Open-Set Domain Adaptation Under Background Distribution Shift: Challenges and A Provably Efficient Solution
Shravan Chaudhari, Yoav Wald, Suchi Saria
TL;DR
This work formalizes Open-Set Domain Adaptation under background distribution shift and introduces CoLOR, a scalable constrained-learning solution with finite-sample guarantees. It provides a theoretical and empirical comparison against domain-discriminator methods, showing CoLOR's superior novelty detection and overall OSDA robustness, especially when the novel class is rare. The approach leverages multiple novelty heads and a shared representation to jointly optimize known-class accuracy and novel-class recall, validated across image and text benchmarks with varying α. The results offer practical guidance for deploying robust OSDA systems in real-world, shift-prone environments and point to avenues for integrating stronger theoretical guarantees with large-scale foundation-model features.
Abstract
As we deploy machine learning systems in the real world, a core challenge is to maintain a model that is performant even as the data shifts.
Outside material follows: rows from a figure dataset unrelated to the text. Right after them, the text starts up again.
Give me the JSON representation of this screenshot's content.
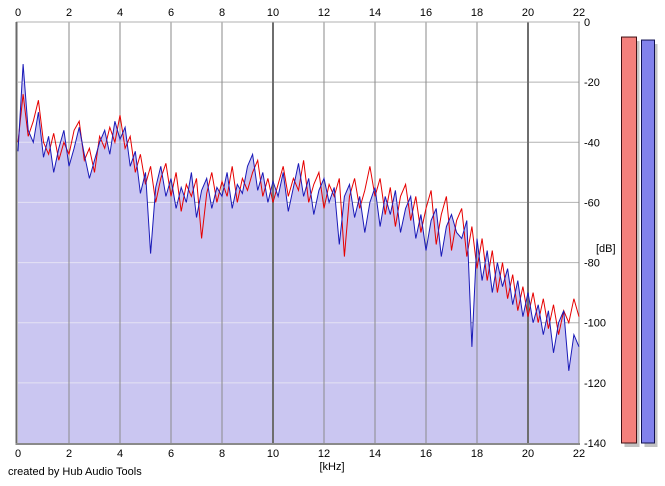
{
  "footer": {
    "credit": "created by Hub Audio Tools"
  },
  "axes": {
    "x": {
      "unit_label": "[kHz]",
      "ticks": [
        0,
        2,
        4,
        6,
        8,
        10,
        12,
        14,
        16,
        18,
        20,
        22
      ]
    },
    "y": {
      "unit_label": "[dB]",
      "ticks": [
        0,
        -20,
        -40,
        -60,
        -80,
        -100,
        -120,
        -140
      ]
    }
  },
  "colors": {
    "background": "#ffffff",
    "grid_vertical": "#8a8a8a",
    "grid_vertical_major": "#6e6e6e",
    "grid_horizontal": "#b2b2b2",
    "grid_horizontal_on_fill": "#e4e2f4",
    "axis_left": "#6a6a6a",
    "axis_bottom": "#8a8a8a",
    "axis_top": "#b2b2b2",
    "axis_right": "#8a8a8a",
    "text": "#000000",
    "meter_shadow": "#c2c2c2"
  },
  "meters": [
    {
      "name": "left-meter",
      "peak_db": -5,
      "fill": "#f4807c",
      "border": "#401014"
    },
    {
      "name": "right-meter",
      "peak_db": -6,
      "fill": "#8282ec",
      "border": "#101050"
    }
  ],
  "chart_data": {
    "type": "line",
    "title": "",
    "xlabel": "[kHz]",
    "ylabel": "[dB]",
    "xlim": [
      0,
      22
    ],
    "ylim": [
      -140,
      0
    ],
    "x_ticks": [
      0,
      2,
      4,
      6,
      8,
      10,
      12,
      14,
      16,
      18,
      20,
      22
    ],
    "y_ticks": [
      0,
      -20,
      -40,
      -60,
      -80,
      -100,
      -120,
      -140
    ],
    "grid": true,
    "legend": "none",
    "x_start": 0,
    "x_step_khz": 0.2,
    "series": [
      {
        "name": "red-channel",
        "color": "#e60000",
        "values_db": [
          -40,
          -24,
          -38,
          -33,
          -26,
          -40,
          -44,
          -37,
          -46,
          -40,
          -44,
          -36,
          -33,
          -46,
          -42,
          -50,
          -38,
          -42,
          -35,
          -40,
          -31,
          -42,
          -38,
          -50,
          -44,
          -54,
          -48,
          -60,
          -52,
          -47,
          -58,
          -50,
          -63,
          -54,
          -58,
          -52,
          -72,
          -57,
          -50,
          -60,
          -53,
          -58,
          -48,
          -60,
          -52,
          -56,
          -50,
          -46,
          -58,
          -52,
          -60,
          -54,
          -48,
          -58,
          -52,
          -56,
          -46,
          -60,
          -54,
          -50,
          -62,
          -54,
          -58,
          -52,
          -78,
          -58,
          -52,
          -62,
          -56,
          -48,
          -58,
          -52,
          -64,
          -55,
          -68,
          -58,
          -54,
          -66,
          -58,
          -70,
          -62,
          -56,
          -74,
          -64,
          -58,
          -76,
          -66,
          -62,
          -78,
          -68,
          -82,
          -72,
          -86,
          -76,
          -90,
          -80,
          -92,
          -84,
          -96,
          -88,
          -98,
          -90,
          -100,
          -92,
          -102,
          -94,
          -104,
          -96,
          -100,
          -92,
          -98
        ]
      },
      {
        "name": "blue-channel",
        "color": "#1a1ab8",
        "fill_under": "#cac6f1",
        "values_db": [
          -43,
          -14,
          -36,
          -40,
          -30,
          -45,
          -38,
          -50,
          -42,
          -36,
          -48,
          -42,
          -35,
          -44,
          -52,
          -46,
          -40,
          -36,
          -44,
          -33,
          -39,
          -35,
          -48,
          -43,
          -57,
          -50,
          -77,
          -55,
          -48,
          -58,
          -52,
          -62,
          -55,
          -60,
          -50,
          -65,
          -56,
          -52,
          -62,
          -55,
          -58,
          -50,
          -62,
          -54,
          -57,
          -48,
          -44,
          -56,
          -50,
          -60,
          -53,
          -58,
          -50,
          -63,
          -55,
          -47,
          -58,
          -52,
          -64,
          -56,
          -52,
          -60,
          -55,
          -74,
          -58,
          -54,
          -65,
          -58,
          -70,
          -60,
          -55,
          -68,
          -58,
          -64,
          -56,
          -70,
          -62,
          -58,
          -72,
          -64,
          -76,
          -66,
          -62,
          -78,
          -68,
          -64,
          -70,
          -72,
          -66,
          -108,
          -72,
          -86,
          -76,
          -90,
          -80,
          -88,
          -82,
          -94,
          -86,
          -98,
          -90,
          -100,
          -94,
          -104,
          -96,
          -110,
          -100,
          -96,
          -116,
          -104,
          -108
        ]
      }
    ]
  }
}
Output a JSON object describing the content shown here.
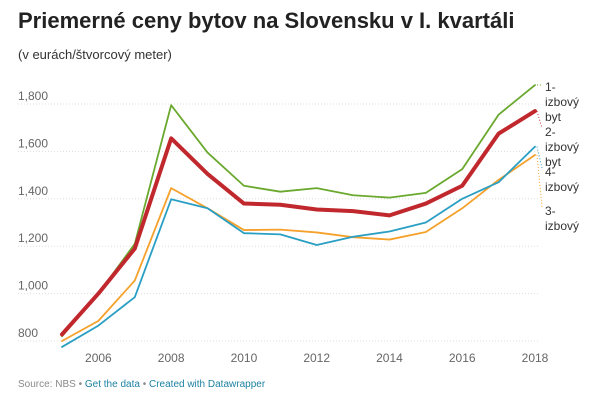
{
  "header": {
    "title": "Priemerné ceny bytov na Slovensku v I. kvartáli",
    "subtitle": "(v eurách/štvorcový meter)"
  },
  "footer": {
    "source": "Source: NBS",
    "sep1": " • ",
    "get_data": "Get the data",
    "sep2": " • ",
    "created": "Created with Datawrapper"
  },
  "colors": {
    "s1": "#6aa82e",
    "s2": "#c0282d",
    "s3": "#f5a12b",
    "s4": "#2a9fc3",
    "grid": "#dddddd"
  },
  "chart_data": {
    "type": "line",
    "title": "Priemerné ceny bytov na Slovensku v I. kvartáli",
    "subtitle": "(v eurách/štvorcový meter)",
    "xlabel": "",
    "ylabel": "",
    "x": [
      2005,
      2006,
      2007,
      2008,
      2009,
      2010,
      2011,
      2012,
      2013,
      2014,
      2015,
      2016,
      2017,
      2018
    ],
    "xticks": [
      "2006",
      "2008",
      "2010",
      "2012",
      "2014",
      "2016",
      "2018"
    ],
    "yticks": [
      "800",
      "1,000",
      "1,200",
      "1,400",
      "1,600",
      "1,800"
    ],
    "ylim": [
      800,
      1900
    ],
    "grid": true,
    "series": [
      {
        "name": "1-izbový byt",
        "label_lines": [
          "1-",
          "izbový",
          "byt"
        ],
        "color_key": "s1",
        "values": [
          820,
          1000,
          1210,
          1795,
          1595,
          1455,
          1430,
          1445,
          1415,
          1405,
          1425,
          1525,
          1755,
          1880
        ]
      },
      {
        "name": "2-izbový byt",
        "label_lines": [
          "2-",
          "izbový",
          "byt"
        ],
        "color_key": "s2",
        "values": [
          828,
          1000,
          1190,
          1655,
          1505,
          1380,
          1375,
          1355,
          1348,
          1330,
          1380,
          1455,
          1675,
          1770
        ]
      },
      {
        "name": "3-izbový",
        "label_lines": [
          "3-",
          "izbový"
        ],
        "color_key": "s3",
        "values": [
          800,
          885,
          1055,
          1445,
          1360,
          1268,
          1270,
          1258,
          1238,
          1228,
          1260,
          1360,
          1480,
          1585
        ]
      },
      {
        "name": "4-izbový",
        "label_lines": [
          "4-",
          "izbový"
        ],
        "color_key": "s4",
        "values": [
          775,
          865,
          985,
          1398,
          1360,
          1255,
          1250,
          1205,
          1240,
          1262,
          1300,
          1400,
          1470,
          1620
        ]
      }
    ]
  }
}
Such shifts can take many forms: new classes may emerge that were absent during training, a problem known as open-set recognition, and the distribution of known categories may change. Guarantees on open-set recognition are mostly derived under the assumption that the distribution of known classes, which we call the background distribution, is fixed. In this paper we develop CoLOR, a method that is guaranteed to solve open-set recognition even in the challenging case where the background distribution shifts. We prove that the method works under benign assumptions that the novel class is separable from the non-novel classes, and provide theoretical guarantees that it outperforms a representative baseline in a simplified overparameterized setting. We develop techniques to make CoLOR scalable and robust, and perform comprehensive empirical evaluations on image and text data. The results show that CoLOR significantly outperforms existing open-set recognition methods under background shift. Moreover, we provide new insights into how factors such as the size of the novel class influences performance, an aspect that has not been extensively explored in prior work.